Steve Kim of Max Boxing was told by promoter Dan Goossen that a James Toney-Hasim Rahman fight is set for July, and that he was simply working on finding a TV slot for the bout.
The two previously met in 2006 for the WBC title in a dreadful draw that featured Toney as fat as he ever got, at 237 pounds on his 5'10" frame, and is considered by most to be a fight that Rahman should have won on the judges' scorecards. I suppose the motivating factor as far as a hype line is "unfinished business," but that fight was so much older than two years of age in terms of relevance that it might as well be Fenech-Nelson III.
Since the two last met, here's what has happened in each of their careers.
Hasim Rahman
- Dropped the WBC strap five months later (August 2006) to Oleg Maskaev in a mild upset with a scintillating finish, a 12th round TKO with an official time of 43 seconds remaining in the bout.
- Took ten months off, and came back on Vs. to fight Taurus Sykes in an ugly, awful ten-round unanimous decision win. Rahman was Toney-fat for this fight, weighing in at a career-high 261 pounds and looking every bit as out of shape as that would make one expect.
- Lost 11 pounds and knocked out Dicky Ryan in two rounds in Mt. Pleasant, Michigan. Lost 10 more and knocked out Cerrone Fox in one in Sault Ste. Marie, Michigan.
- Took on and defeated the delightfully quirky veteran Zuri Lawrence (23-13-4, 0 KO as of this writing), and gutted out a much harder than it should have been 10th round TKO. At the time of stoppage, Lawrence led on one card, 86-84, and Rahman led on the other two, 86-84 and 88-82.
James Toney
- Six months after the draw against Rahman, he lost a split decision against Samuel Peter in a WBC mandatory. Most felt Peter won the fight, but Gale Van Hoy scored it 115-112 for Toney. Peter won the other cards, 116-111 both times.
- Four months after the Peter bout, the WBC held an ordered rematch mandatory, which was B.S., but that's the way it is. This time, Peter dominated, routing Toney on scores of 118-110, 118-110 and 119-108.

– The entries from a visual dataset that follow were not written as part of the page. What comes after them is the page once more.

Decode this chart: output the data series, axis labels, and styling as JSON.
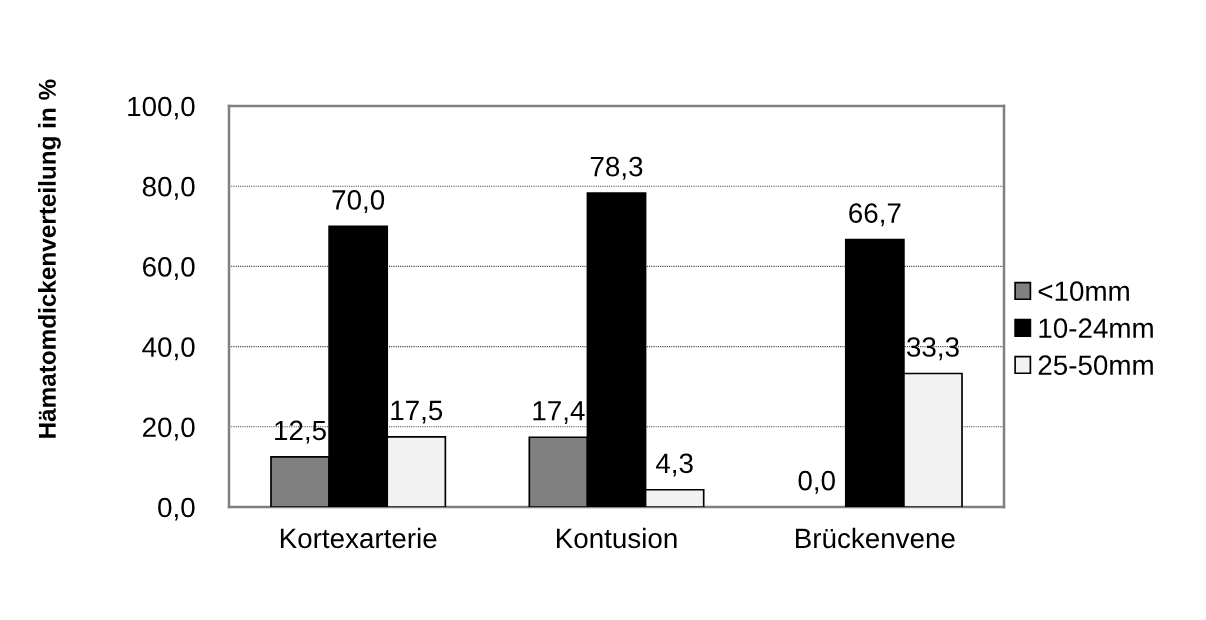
{
  "chart_data": {
    "type": "bar",
    "ylabel": "Hämatomdickenverteilung in %",
    "categories": [
      "Kortexarterie",
      "Kontusion",
      "Brückenvene"
    ],
    "series": [
      {
        "name": "<10mm",
        "color": "#808080",
        "values": [
          12.5,
          17.4,
          0.0
        ],
        "value_labels": [
          "12,5",
          "17,4",
          "0,0"
        ]
      },
      {
        "name": "10-24mm",
        "color": "#000000",
        "values": [
          70.0,
          78.3,
          66.7
        ],
        "value_labels": [
          "70,0",
          "78,3",
          "66,7"
        ]
      },
      {
        "name": "25-50mm",
        "color": "#f2f2f2",
        "values": [
          17.5,
          4.3,
          33.3
        ],
        "value_labels": [
          "17,5",
          "4,3",
          "33,3"
        ]
      }
    ],
    "ylim": [
      0,
      100
    ],
    "yticks": [
      {
        "value": 0,
        "label": "0,0"
      },
      {
        "value": 20,
        "label": "20,0"
      },
      {
        "value": 40,
        "label": "40,0"
      },
      {
        "value": 60,
        "label": "60,0"
      },
      {
        "value": 80,
        "label": "80,0"
      },
      {
        "value": 100,
        "label": "100,0"
      }
    ],
    "grid": "y",
    "legend": "right"
  }
}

- Another four months passed and Toney took a stay-warm fight against journeyman Danny Batchelder, who, like Toney, started his career much lighter. Batchelder came in as a super middleweight/light heavyweight, though he obviously never reached the levels that "Lights Out" did in his prime. Toney struggled to an anemic split decision victory. After the fight, Toney tested positive for steroids for the second time in his career, though he got his suspension reduced to six months after appealing and claiming someone must have tampered with his water bottle. Yeah, that must've been it.

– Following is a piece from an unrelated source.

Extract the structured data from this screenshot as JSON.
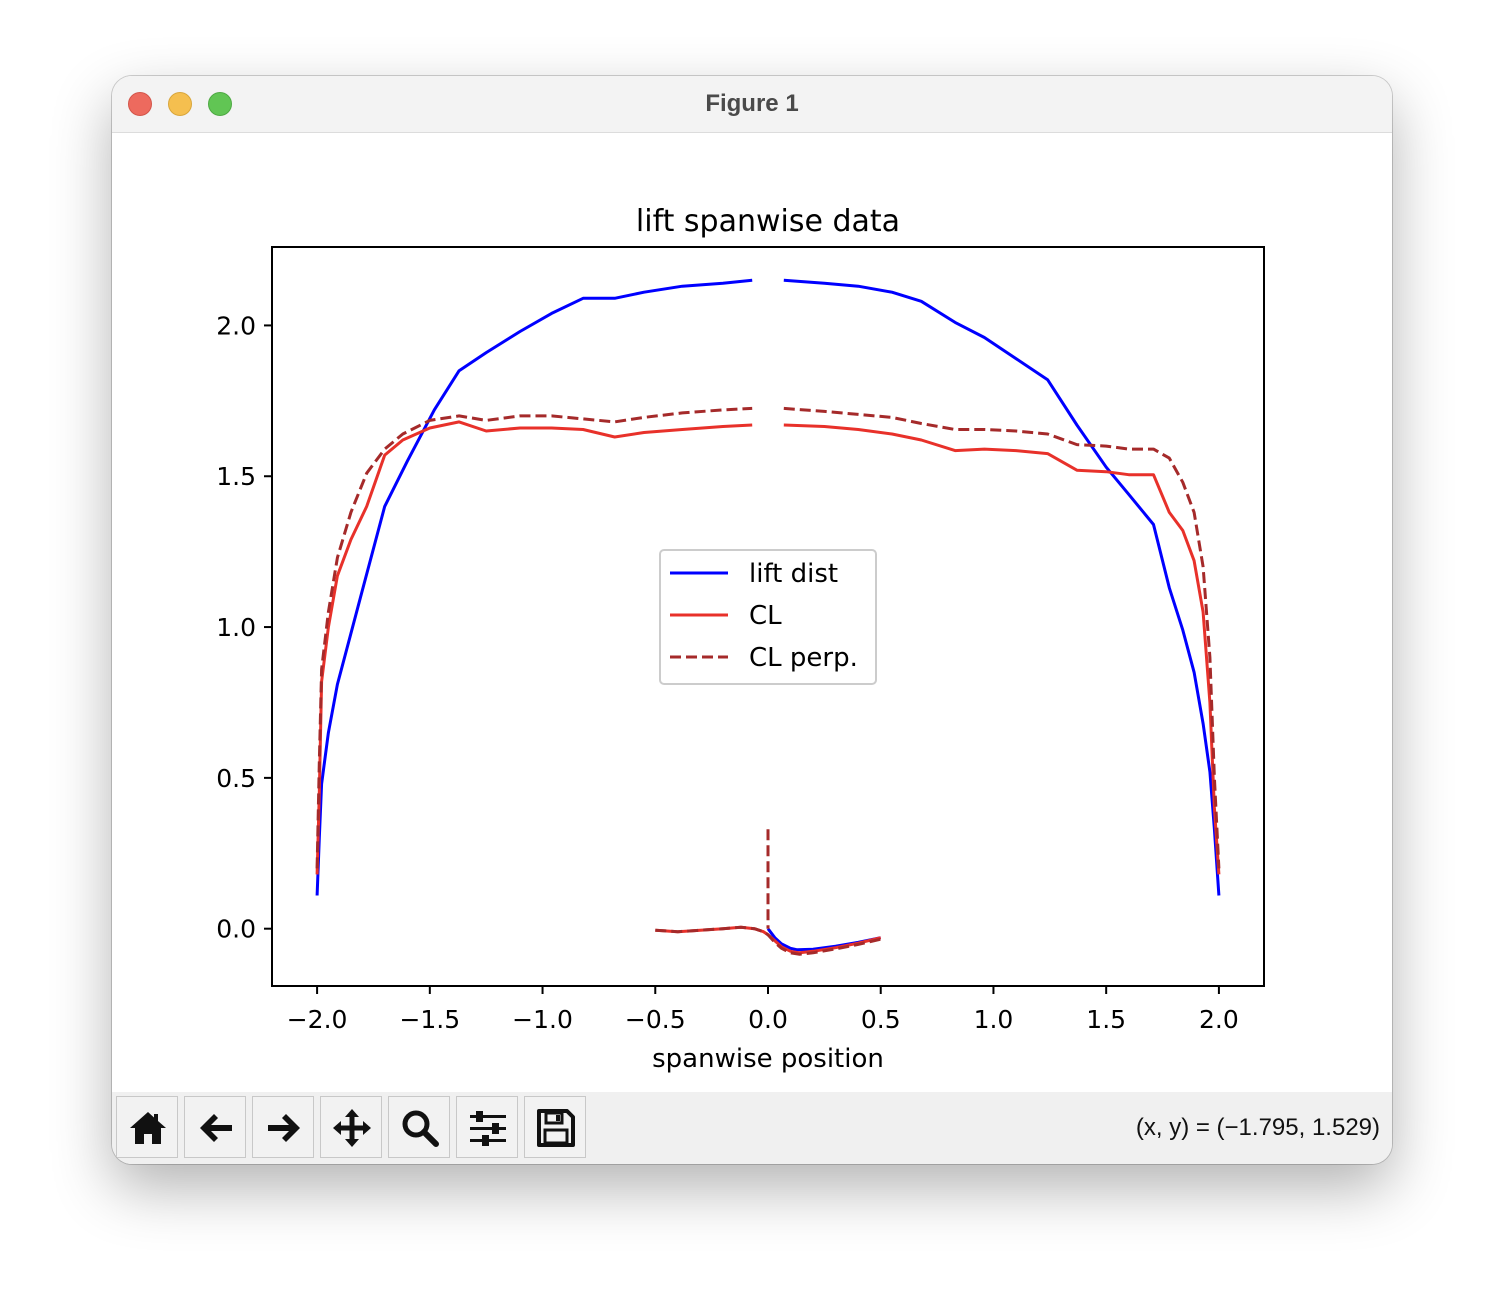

So what we're looking at is a pair of former stars, one an ex-heavyweight titlist and the other a former beltholder at middleweight, super middleweight, light heavyweight and cruiserweight who just never quite got over that final hump at heavyweight, although he was quite competitive for a while.
And both are washed-up, shot fighters with no future who are hanging on to that glimmer of hope that maybe they'll get to fight Wladimir Klitschko or someone and score an upset.
Rahman is 35 years old. Toney turns 40 in August. Goossen wants to get the fight on either ESPN2 or FOX Sports Net, the latter of which would probably jump at the opportunity of a "Best Damn Fight Night" piece of crap featuring two faded ex-names, one of whom has twice disgraced himself and his legacy and has been the butt of more fat jokes than almost anyone in the sport's history, and the other of whom is just an aged fighter running on fumes, as happens to most fighters.
It might seem like I don't like James Toney, which is true, but I also don't want to give the impression that I don't respect what he's done in the sport. He was a hell of a middleweight. Great fighter. And I've always found him to be entertaining and funny. But look at baseball. Most fans are pretty self-righteous about the steroids thing over there. Most writers are even worse than the fans. Why is it that when Toney tests positive twice in a sport where men are hurting one another on purpose, almost nobody bats an eye?
Toney doesn't deserve another shot at TV or stardom. He deserves to be cast aside. If you buy his claims of being tampered with, then I've got a bridge, yada yada yada.
Is anybody really going to care about this fight? If Rahman wins, what's his real upside? Fighting David Haye? I don't think Haye is destined to be the savior of the division, but I'm pretty sure he'd take Rahman's head off at this point. What is the Toney future plan, should he beat Rahman? A fight with Klitschko? Are you kidding?
I suppose one of them COULD fight Evander Holyfield on pay-per-view to kickstart Evander's next run at unifying all four heavyweight titles. Better yet, let's not give anyone ideas.
I have literally no interest in seeing this fight. If it's on free TV on a Wednesday, I'll tune in, because I'm a lunatic and I still firmly believe that to love the great fights, you have to see the bad ones, plus there's always that outside chance that two worn-out fighters show up and their diminished skills come together in such a way that something pretty damn good happens. Mayorga-Vargas worked at 164 pounds, after all.